Stanley G says: “Notice the double-track, dual-gauge street railway. The outermost rails on each track were used by standard-gauge Pacific Electric Ry. interurbans (the “Big Red Cars”) and streetcars. The rail closest to the center of the street on each track and the nearest rail away from that were used by the narrow-gauge streetcars of the Los Angeles Railway, ie the “Yellow Cars.”
There’s no trace of that building left. This is that same view in June 2022.
That’s equivalent to $74.95 today.
Possibly if you based it on something like bread. Of course, taking Los Angeles common real estate, $2.50 from 1969/70 accelerated by 40 times to $100.00! Take that from 1913 to 1969, it must have at least tripled in that time, so your $2.50 (for cheap shoes) would be setting a price of about $300 today. And we all know real estate inflation is a far more significant pain in the budget than the jump in bread loaves. Conclusion…either leather inclusive shoes are currently underpriced or real estate is hanging on a precarious cliff.
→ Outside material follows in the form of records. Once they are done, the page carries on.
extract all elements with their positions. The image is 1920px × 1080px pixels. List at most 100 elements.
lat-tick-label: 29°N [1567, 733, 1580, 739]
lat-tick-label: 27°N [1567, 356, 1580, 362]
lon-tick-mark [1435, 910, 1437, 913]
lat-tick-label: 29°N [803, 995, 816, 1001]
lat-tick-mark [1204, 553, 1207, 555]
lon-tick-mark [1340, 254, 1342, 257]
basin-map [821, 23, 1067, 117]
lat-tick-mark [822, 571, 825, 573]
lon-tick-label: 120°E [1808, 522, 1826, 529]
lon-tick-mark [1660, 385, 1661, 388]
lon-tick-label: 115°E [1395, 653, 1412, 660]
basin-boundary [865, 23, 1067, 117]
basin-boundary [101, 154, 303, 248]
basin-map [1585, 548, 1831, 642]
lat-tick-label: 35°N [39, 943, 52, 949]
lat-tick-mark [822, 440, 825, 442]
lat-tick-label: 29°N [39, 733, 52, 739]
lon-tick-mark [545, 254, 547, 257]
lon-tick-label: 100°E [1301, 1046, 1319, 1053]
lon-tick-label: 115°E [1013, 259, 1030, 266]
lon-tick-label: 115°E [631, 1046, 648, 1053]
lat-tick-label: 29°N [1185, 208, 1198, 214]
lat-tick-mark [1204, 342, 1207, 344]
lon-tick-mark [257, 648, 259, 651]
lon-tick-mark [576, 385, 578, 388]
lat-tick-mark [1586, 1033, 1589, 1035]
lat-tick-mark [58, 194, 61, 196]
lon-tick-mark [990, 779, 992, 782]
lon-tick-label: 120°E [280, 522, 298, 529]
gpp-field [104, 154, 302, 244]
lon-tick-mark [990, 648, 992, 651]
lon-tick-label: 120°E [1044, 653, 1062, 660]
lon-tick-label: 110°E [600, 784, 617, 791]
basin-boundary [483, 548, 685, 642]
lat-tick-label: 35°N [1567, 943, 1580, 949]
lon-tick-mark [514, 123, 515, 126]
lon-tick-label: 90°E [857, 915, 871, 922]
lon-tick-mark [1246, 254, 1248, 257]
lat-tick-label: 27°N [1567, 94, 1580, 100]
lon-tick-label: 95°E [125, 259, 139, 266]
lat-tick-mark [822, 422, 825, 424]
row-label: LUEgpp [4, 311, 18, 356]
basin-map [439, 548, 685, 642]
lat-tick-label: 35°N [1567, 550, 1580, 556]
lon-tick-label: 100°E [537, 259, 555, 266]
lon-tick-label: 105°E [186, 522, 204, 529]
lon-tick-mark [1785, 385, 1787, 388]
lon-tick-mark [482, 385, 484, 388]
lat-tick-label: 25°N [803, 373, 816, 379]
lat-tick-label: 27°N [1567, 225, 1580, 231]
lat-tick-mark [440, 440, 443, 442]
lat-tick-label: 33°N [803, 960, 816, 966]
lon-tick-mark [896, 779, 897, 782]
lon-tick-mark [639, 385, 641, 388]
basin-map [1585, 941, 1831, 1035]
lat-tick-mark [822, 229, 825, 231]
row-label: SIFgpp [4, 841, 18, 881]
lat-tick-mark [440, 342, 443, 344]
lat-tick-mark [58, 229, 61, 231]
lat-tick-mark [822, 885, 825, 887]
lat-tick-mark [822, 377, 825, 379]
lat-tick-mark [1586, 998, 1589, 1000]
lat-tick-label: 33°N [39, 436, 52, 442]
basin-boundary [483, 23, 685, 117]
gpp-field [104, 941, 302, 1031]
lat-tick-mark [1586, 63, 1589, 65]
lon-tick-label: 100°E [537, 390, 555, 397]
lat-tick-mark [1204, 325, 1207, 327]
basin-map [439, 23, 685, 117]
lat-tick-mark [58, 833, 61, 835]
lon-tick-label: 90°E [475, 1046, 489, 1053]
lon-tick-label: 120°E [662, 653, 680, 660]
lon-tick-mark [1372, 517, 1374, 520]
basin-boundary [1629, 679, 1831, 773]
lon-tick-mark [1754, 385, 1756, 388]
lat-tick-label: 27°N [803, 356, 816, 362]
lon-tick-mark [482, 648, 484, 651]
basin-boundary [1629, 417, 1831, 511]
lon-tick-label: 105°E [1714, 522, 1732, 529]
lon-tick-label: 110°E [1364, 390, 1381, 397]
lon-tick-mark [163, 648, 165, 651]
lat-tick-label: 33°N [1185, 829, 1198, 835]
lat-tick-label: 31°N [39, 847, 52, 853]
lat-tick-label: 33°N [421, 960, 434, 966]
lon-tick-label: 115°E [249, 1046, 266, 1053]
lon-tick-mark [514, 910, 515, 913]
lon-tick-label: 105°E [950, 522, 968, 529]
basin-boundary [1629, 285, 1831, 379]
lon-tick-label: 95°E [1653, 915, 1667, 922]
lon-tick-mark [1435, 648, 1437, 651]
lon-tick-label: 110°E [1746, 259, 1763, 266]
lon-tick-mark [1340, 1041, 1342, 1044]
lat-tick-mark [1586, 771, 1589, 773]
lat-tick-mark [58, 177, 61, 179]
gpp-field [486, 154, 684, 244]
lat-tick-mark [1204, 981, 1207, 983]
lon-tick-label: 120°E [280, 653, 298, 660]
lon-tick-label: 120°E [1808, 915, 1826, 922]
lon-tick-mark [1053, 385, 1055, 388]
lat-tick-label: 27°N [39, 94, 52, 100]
Based on inflation values widely available Stephen’s number is dead on. That ~$75 figure is the equivalent purchasing power today of $2.50 in 1913. The real estate price and rental market price escalations that Al is suggesting are certainly of concern for we Californians and it’s a great point. However, that same $75 amount today would still buy you a decent pair of mid level boots. It’s simply that the property market growth has way outpaced inflation and income growth for most. Our LA of today is more New York/Paris/Tokyo than the farm lands and oil fields market of 1913 and our housing costs reflect that. Great points by all and this is such a great community. I enjoy Martin’s posts everyday and the comments the community shares in response/reflection.